Movement and Moment: in between Discreteness and Continuity
Kathleen Coessens and Anne Douglas
Abstract
This paper explores a paradox. We breathe in, and then out. We walk by making paces, alternating left and right feet. Walking and breathing are made up of discrete intervals of space and time, involuntary actions of the living body, sustaining continuity. Continuity in movement is constituted by its opposite. The necessity to transpose the weight of our body between first the left and then the right foot creates motion. By analysing these discrete movements, it becomes possible to transpose them into languages of signs and symbols – notation, drawing, documenting what has happened to inform what might happen. Creativity intervenes, allowing us to vary the patterns playfully, because it is possible to do so with this kind of notational knowledge or trace. Languages of form building in art thereby constitute an effective, visual, embodied method of understanding how the body moves: a complex dialogue between gravity’s pull towards stasis, the centre of the earth, countered by the urge to move from that centre into motion, into life.

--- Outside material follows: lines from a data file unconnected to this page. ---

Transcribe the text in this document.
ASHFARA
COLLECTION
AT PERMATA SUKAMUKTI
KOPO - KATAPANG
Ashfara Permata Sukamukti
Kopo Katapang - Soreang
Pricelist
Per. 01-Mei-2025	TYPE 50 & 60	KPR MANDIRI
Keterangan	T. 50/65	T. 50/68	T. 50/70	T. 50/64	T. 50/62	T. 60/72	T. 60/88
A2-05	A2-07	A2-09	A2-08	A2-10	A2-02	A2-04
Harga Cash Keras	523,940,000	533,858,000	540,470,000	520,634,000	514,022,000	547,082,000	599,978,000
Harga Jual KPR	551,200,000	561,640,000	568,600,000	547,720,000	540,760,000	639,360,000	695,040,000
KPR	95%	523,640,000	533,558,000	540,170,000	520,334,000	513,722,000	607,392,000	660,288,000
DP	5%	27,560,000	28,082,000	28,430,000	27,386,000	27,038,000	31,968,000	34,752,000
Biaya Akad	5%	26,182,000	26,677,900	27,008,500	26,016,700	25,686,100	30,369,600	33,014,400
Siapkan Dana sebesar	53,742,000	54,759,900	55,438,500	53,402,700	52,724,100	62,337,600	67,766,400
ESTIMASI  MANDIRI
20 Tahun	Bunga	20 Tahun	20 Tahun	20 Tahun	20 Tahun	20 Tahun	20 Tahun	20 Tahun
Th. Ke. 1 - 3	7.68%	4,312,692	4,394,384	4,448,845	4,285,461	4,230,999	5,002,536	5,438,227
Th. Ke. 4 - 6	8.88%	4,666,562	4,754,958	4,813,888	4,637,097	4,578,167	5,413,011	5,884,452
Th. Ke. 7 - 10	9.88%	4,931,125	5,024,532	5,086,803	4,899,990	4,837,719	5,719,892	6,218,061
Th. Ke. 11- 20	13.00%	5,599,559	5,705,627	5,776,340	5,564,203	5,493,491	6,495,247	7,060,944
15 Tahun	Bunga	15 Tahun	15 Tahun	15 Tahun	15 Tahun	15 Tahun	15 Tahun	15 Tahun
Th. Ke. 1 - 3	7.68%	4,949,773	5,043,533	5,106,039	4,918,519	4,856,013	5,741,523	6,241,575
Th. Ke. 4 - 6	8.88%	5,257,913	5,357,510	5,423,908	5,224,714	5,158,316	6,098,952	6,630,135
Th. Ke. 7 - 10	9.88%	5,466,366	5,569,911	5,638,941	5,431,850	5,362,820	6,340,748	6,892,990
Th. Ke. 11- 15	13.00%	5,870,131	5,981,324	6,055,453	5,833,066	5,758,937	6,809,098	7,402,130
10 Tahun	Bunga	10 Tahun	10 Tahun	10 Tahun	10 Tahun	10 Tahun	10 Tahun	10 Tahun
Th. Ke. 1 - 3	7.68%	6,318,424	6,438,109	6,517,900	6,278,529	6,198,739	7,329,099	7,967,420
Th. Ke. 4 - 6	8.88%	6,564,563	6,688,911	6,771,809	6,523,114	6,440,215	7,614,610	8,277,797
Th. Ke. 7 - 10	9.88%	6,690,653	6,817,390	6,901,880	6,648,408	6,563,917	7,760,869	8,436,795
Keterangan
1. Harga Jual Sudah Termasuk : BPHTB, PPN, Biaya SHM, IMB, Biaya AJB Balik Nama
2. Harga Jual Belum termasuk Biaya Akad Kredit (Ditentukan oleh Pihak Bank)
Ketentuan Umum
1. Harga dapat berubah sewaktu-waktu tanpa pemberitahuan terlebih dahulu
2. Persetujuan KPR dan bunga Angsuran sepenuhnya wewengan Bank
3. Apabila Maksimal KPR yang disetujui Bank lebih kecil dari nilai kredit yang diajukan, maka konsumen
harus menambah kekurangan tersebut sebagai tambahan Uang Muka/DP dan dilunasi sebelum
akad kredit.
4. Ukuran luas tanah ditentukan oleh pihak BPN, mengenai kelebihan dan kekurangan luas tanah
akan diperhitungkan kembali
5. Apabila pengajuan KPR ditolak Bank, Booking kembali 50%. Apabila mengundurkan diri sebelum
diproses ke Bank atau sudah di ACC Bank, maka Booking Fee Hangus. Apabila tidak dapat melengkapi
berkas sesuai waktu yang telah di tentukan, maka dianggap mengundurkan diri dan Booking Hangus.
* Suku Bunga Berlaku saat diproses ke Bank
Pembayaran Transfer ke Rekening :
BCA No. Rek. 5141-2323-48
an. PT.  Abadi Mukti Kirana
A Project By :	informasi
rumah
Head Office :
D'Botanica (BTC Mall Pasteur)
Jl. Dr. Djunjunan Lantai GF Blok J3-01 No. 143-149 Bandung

We will take two examples of artistic processes: one in the visual arts and the other, musical performance to explore how notational practices such as scores that are used by artists in the process of developing their work, can and does inform understandings of embodiment more generally.
Authors
Prof Kathleen Coessens is a philosopher and musician, whose research is situated at the crossings of science and art, human creativity and cultural representations, looked at from an embodied, epistemological and philosophical point of view. She is currently professor at the Vrije Universiteit Brussel (VUB Centre for Logic and Philosophy of Science) and a Senior Researcher at the Orpheus Research Centre in Music, Ghent
Prof Anne Douglas is a visual artist and director of the On the Edge research programme at Grays School of Art, Robert Gordon University, Aberdeen. Her research focuses on the dynamic role of the artist in the public sphere through a range of issues including artistic leadership; contemporary art and remote and rural cultures; the aesthetics and ethics of working in public.